We developed this technology for our space systems. The special advantages of li-ion batteries is in the cycle of operations—large duration, high energy density and lower mass, all of which are very suitable for our applications. For space systems, we need the batteries to be robust and non-degradable, and the costs are very high. We also wanted to do it for ourselves, instead of having to always depend on others. We are talking about the cell, which is available as a product, but not the chemistry. The chemistry is where the main R&D is. There are some limitations—for example, the raw material, lithium cobalt, is not available in India. We developed the chemistry and we could get a very good cell, which we converted into a battery. We flew them initially on our small systems such as sounding rockets. Once we got good results, we went through the rigorous qualification process needed for the space environment.

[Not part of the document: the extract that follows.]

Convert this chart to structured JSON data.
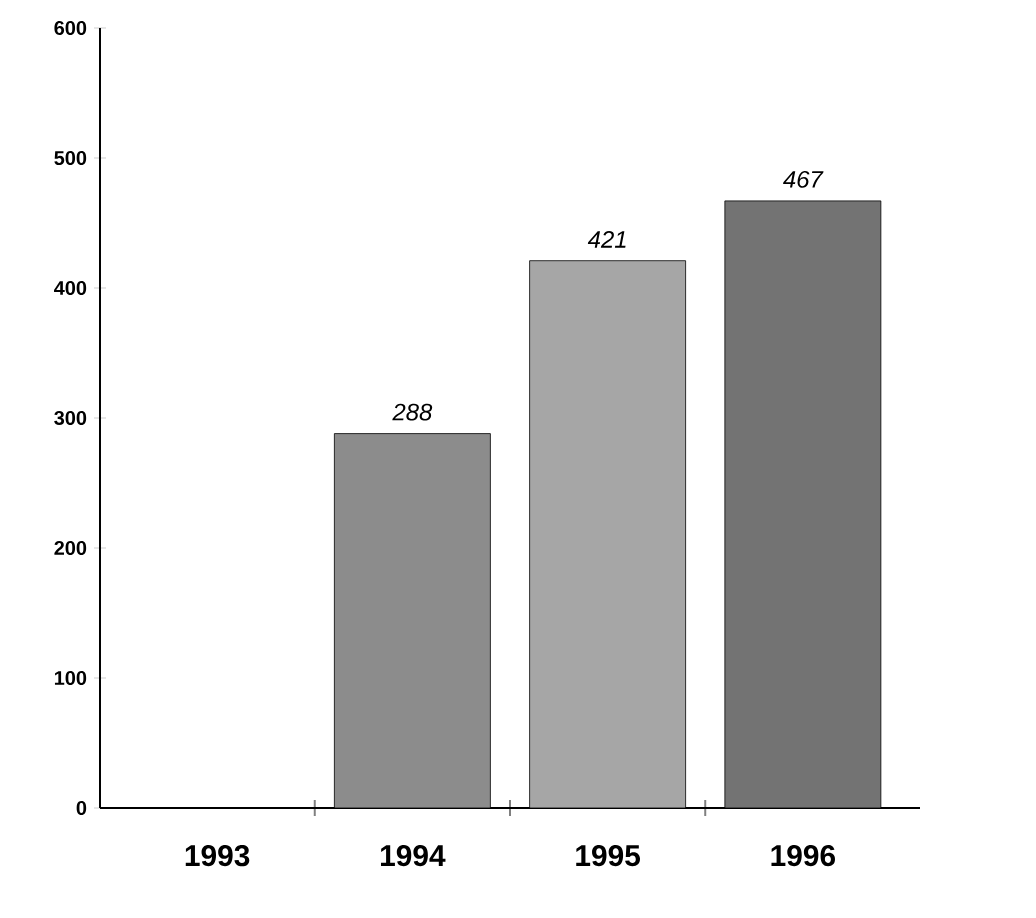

We have also flown it in our Re-usable Launch Vehicle (in 2016) and then we started using it in a satellite. GSAT 19, a high throughput satellite, makes use of this indigenous battery.
How did the industry outreach happen?
ARAI (Automotive Research Association of India) asked if this battery can be utilised for automobiles. On testing it, it was found suitable for automotive systems as well. We supplied the cells and they made the battery packs for two-wheelers. The cells we use are produced in our pilot plant. For commercial applications, however, the cost needs to be reduced. We have assessed that it is possible. In fact, even for space systems, we could reduce costs in some areas without affecting quality. We think we can easily reduce the cost of the battery to less than $140-150 kW/h. Meanwhile, (Union transport minister) Nitin Gadkari took the initiative and many industries also visited us. Now government-level discussions are on about whether we can make it in a big way. They are interested in this technology for producing cells in industry. We are ready to transfer the technology and the process is on.
What is the tie-up with BHEL for?
We are planning to have a memorandum of understanding (MoU) with BHEL to generate space-grade batteries. We need these in huge numbers for our satellite and launch-vehicle requirements, but cannot produce that much in our pilot plant. We need a bigger facility. Though we can support BHEL if they want to use it for commercial purposes, the present MoU is only for space-grade cells.
What about technology transfer for use in automobiles?
VSSC is talking only about cells. Making a battery needs its own technologies and ARAI would probably have a major role to play in that. We are making batteries for our purposes, which may not be sufficient for automobile technology because the operating environment is different.
Is ISRO the only organisation making li-ion cells in India?
Research is going on in other institutions too.